If you take pride in your home, and you are looking for ways to spruce up your homestead, you may feel that it’s pointless making any big changes because of one very simple reason: the children! After all, our children are whirling dervishes of mess! And we only have to look at our kids’ bedrooms to see just how things can get out of hand in so little time. Decluttering a child’s room is one of those almighty tasks that isn’t just about tidying up, but it’s about the psychological bartering with your child to get them to throw anything out. So what can you do to ensure that your kids’ room gets decluttered, but it’s also done with minimal effort and stress?
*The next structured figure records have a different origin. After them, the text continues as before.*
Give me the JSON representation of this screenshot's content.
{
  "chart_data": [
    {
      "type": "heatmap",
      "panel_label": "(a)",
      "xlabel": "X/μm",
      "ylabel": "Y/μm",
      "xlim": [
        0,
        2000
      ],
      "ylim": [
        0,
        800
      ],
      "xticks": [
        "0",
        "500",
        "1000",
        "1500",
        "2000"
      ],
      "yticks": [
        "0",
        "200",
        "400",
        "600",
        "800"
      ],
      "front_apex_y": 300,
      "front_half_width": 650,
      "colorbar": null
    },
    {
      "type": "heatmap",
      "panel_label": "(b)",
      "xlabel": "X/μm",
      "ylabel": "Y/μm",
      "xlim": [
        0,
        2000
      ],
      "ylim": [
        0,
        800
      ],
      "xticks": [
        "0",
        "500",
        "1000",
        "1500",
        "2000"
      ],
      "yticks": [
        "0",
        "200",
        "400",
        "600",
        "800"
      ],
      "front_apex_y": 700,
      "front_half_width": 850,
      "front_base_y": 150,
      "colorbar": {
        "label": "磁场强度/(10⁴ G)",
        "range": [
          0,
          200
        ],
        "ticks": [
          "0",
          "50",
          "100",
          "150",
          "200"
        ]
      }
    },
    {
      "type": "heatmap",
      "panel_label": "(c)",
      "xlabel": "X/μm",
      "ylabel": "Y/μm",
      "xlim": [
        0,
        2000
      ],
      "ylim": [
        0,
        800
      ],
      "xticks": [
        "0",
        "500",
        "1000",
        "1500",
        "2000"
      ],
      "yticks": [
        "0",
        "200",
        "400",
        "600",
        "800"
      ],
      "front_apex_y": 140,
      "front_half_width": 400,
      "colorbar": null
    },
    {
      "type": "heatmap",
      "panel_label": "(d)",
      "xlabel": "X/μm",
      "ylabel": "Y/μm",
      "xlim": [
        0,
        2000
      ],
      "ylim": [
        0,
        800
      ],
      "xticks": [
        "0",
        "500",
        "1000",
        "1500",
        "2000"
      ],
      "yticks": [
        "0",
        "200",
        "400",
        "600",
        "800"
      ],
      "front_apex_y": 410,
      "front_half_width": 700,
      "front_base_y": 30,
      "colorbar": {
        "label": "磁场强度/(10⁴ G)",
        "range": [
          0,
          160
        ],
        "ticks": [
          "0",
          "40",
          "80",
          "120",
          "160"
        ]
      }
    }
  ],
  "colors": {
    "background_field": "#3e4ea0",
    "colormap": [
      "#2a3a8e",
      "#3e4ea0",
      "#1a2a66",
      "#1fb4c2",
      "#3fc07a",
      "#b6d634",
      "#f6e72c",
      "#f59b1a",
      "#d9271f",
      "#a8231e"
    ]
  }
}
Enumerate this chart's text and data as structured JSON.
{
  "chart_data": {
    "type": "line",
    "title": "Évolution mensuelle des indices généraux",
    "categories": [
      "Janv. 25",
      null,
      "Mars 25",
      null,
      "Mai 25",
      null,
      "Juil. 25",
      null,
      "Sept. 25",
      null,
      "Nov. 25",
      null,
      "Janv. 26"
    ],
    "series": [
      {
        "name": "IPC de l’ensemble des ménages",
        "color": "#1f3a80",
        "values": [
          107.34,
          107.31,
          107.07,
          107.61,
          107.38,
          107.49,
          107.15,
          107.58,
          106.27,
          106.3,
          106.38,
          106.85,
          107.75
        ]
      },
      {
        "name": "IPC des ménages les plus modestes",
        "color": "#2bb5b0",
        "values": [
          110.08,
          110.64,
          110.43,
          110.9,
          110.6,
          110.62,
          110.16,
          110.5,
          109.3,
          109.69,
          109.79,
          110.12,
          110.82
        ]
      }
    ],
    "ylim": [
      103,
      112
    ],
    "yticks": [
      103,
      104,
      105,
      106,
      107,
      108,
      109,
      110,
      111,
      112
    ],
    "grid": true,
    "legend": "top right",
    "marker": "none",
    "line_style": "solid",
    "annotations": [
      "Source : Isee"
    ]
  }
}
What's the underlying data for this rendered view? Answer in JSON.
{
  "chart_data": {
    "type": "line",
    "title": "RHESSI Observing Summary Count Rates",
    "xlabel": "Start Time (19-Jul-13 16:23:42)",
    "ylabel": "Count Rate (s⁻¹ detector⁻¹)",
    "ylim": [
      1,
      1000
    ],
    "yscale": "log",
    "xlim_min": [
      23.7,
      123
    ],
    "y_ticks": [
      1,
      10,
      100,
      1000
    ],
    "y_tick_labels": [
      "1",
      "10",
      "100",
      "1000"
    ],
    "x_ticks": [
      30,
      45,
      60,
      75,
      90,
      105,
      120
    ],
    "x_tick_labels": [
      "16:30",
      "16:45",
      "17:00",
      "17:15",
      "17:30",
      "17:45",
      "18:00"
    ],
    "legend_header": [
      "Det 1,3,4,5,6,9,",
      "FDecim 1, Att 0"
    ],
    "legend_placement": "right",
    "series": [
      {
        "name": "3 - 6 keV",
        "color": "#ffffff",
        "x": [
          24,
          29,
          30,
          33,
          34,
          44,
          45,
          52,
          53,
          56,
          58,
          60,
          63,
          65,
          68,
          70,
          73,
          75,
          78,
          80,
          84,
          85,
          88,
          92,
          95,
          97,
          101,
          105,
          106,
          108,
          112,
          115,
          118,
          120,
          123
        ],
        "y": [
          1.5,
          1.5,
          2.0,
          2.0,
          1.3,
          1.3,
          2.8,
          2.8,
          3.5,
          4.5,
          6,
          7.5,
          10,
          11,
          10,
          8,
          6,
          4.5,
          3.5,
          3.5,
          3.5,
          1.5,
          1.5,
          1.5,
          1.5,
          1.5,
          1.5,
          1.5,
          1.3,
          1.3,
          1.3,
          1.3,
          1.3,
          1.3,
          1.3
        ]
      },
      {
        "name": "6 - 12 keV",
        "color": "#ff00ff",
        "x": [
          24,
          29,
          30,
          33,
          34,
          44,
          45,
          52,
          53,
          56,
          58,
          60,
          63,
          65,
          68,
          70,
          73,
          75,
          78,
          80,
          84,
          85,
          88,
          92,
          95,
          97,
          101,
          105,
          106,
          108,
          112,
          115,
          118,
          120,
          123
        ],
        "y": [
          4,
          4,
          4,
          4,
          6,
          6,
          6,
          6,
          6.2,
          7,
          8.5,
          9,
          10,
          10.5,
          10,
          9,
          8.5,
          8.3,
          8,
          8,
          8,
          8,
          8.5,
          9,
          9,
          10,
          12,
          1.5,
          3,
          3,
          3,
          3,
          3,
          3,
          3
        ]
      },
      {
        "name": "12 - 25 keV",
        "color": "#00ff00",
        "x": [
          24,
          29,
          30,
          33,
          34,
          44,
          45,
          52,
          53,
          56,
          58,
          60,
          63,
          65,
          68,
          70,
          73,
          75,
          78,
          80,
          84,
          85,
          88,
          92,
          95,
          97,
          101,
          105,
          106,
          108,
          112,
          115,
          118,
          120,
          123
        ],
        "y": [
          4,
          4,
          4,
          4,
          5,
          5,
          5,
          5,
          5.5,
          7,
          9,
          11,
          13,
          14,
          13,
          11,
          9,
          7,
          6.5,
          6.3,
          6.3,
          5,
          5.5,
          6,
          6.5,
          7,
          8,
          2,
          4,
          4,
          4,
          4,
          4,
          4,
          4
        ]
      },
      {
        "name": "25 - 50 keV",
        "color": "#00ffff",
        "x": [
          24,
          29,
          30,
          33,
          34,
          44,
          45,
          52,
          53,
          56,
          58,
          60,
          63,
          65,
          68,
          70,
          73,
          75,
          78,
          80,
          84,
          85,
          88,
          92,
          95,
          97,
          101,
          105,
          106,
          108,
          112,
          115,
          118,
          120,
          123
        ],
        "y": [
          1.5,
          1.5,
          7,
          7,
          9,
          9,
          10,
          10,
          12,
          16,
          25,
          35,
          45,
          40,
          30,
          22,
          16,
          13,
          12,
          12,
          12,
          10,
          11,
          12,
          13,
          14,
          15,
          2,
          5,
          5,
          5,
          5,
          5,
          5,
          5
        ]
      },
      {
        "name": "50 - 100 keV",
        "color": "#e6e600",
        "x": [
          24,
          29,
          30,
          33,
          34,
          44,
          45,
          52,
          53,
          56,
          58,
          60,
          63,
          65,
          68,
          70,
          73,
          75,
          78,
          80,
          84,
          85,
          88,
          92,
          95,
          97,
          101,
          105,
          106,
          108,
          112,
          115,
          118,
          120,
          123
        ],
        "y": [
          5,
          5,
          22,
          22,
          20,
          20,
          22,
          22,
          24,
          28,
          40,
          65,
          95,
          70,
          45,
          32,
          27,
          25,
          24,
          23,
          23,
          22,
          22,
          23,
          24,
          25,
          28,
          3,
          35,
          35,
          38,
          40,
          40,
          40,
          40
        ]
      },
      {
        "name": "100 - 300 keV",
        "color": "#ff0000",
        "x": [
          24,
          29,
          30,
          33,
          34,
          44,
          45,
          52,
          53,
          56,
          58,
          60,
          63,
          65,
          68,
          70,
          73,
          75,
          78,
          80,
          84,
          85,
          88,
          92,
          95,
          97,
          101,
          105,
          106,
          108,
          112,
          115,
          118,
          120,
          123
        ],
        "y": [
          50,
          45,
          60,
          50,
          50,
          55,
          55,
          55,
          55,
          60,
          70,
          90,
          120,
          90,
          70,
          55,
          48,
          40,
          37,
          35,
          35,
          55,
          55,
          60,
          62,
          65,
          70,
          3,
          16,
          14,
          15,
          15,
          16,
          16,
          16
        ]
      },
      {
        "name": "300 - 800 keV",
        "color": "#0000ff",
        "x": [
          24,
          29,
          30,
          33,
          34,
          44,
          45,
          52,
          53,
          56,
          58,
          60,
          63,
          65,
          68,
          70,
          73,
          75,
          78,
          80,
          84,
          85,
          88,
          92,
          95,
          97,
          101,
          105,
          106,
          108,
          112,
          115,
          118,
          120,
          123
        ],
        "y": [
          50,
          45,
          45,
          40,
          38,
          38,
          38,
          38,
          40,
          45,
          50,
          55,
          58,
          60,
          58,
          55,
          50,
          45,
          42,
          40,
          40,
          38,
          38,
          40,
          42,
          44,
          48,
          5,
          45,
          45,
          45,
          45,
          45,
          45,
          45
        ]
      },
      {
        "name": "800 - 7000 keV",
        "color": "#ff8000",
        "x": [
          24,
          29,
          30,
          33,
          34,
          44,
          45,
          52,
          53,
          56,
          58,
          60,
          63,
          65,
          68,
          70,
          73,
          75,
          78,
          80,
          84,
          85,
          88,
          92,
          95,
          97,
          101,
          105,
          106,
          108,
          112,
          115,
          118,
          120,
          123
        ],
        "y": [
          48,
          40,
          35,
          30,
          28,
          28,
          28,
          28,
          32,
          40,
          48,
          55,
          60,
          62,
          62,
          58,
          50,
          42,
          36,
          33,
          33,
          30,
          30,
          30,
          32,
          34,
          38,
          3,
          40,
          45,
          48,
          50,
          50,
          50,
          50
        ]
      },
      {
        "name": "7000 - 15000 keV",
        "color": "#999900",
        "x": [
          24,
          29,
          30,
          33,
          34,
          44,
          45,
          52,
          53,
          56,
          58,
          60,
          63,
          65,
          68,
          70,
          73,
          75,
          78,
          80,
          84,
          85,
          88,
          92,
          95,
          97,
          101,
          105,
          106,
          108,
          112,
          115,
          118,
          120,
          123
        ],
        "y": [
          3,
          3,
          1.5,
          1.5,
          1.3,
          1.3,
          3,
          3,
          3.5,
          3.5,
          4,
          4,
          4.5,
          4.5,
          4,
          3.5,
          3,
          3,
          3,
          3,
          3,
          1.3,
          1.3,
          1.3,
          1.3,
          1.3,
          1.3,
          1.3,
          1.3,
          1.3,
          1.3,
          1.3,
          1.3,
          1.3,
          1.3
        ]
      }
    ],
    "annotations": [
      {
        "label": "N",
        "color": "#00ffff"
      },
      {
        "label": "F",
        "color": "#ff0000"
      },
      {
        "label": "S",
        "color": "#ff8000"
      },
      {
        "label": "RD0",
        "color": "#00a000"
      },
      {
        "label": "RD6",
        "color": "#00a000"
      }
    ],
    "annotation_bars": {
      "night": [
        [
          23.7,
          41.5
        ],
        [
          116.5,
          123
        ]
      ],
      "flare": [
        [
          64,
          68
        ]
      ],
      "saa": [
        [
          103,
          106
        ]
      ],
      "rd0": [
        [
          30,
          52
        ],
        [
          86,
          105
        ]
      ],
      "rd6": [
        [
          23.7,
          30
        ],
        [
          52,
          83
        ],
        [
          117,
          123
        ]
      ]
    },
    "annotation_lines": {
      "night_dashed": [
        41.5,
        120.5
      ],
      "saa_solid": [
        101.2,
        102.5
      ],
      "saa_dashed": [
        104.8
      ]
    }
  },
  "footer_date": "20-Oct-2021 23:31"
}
Tackle The Tasks They Care Less About First
While they may be clinging onto a certain toy for dear life, they may not really care about their clothes. Did you really care about how you looked when you were really young? Keeping your children’s clothes organized is one of the less stressful tasks. And if you have no idea how to do this, the article Top Tips for Keeping Your Kids’ Clothes Organized can start you off. When you look at the kids’ room and consider that there will be dramas over certain toys, it’s far better to minimize your stress at the outset and get the task started by tackling these less important duties.
Work With Your Kids, Not Against Them
When you have toddlers, they want to participate in some way, and to make it an easier task for you, tasking them with a small duty gives them some ownership over the project. At the very least, even if they don’t keep the room tidy, they will know where everything goes. Working with your children can prove difficult, especially when it comes to those toys they love so much, but this means you have got to learn some form of compromise. This requires consistency, and not giving in at the first hurdle. But you can make it easier by reiterating why stuff “has a home.” As children are able to personify things a lot better than we do, talking about “giving an item a home” will start to put the point across. It’s about reframing the language rather than making it sound negative. Rather than saying “put that away,” saying “can we put it where it lives?” will tweak the expression somewhat.
Making It Fun
It is easier said than done, especially if you have older children, but when you want to get the room clean and tidy, involving them is one thing, and completely taking over the operation is another! You want to work with them, and this means that you turn it into a game. Giving them a task like putting toys in the toy box within a time limit can encourage them to work faster and make it fun. The trick is to avoid making it boring.
Perhaps in the run-up to Christmas, you are looking to do some decluttering so there is room for more toys, but as a child’s bedroom can be one of the messiest of spaces, it’s about having the right tactics in place.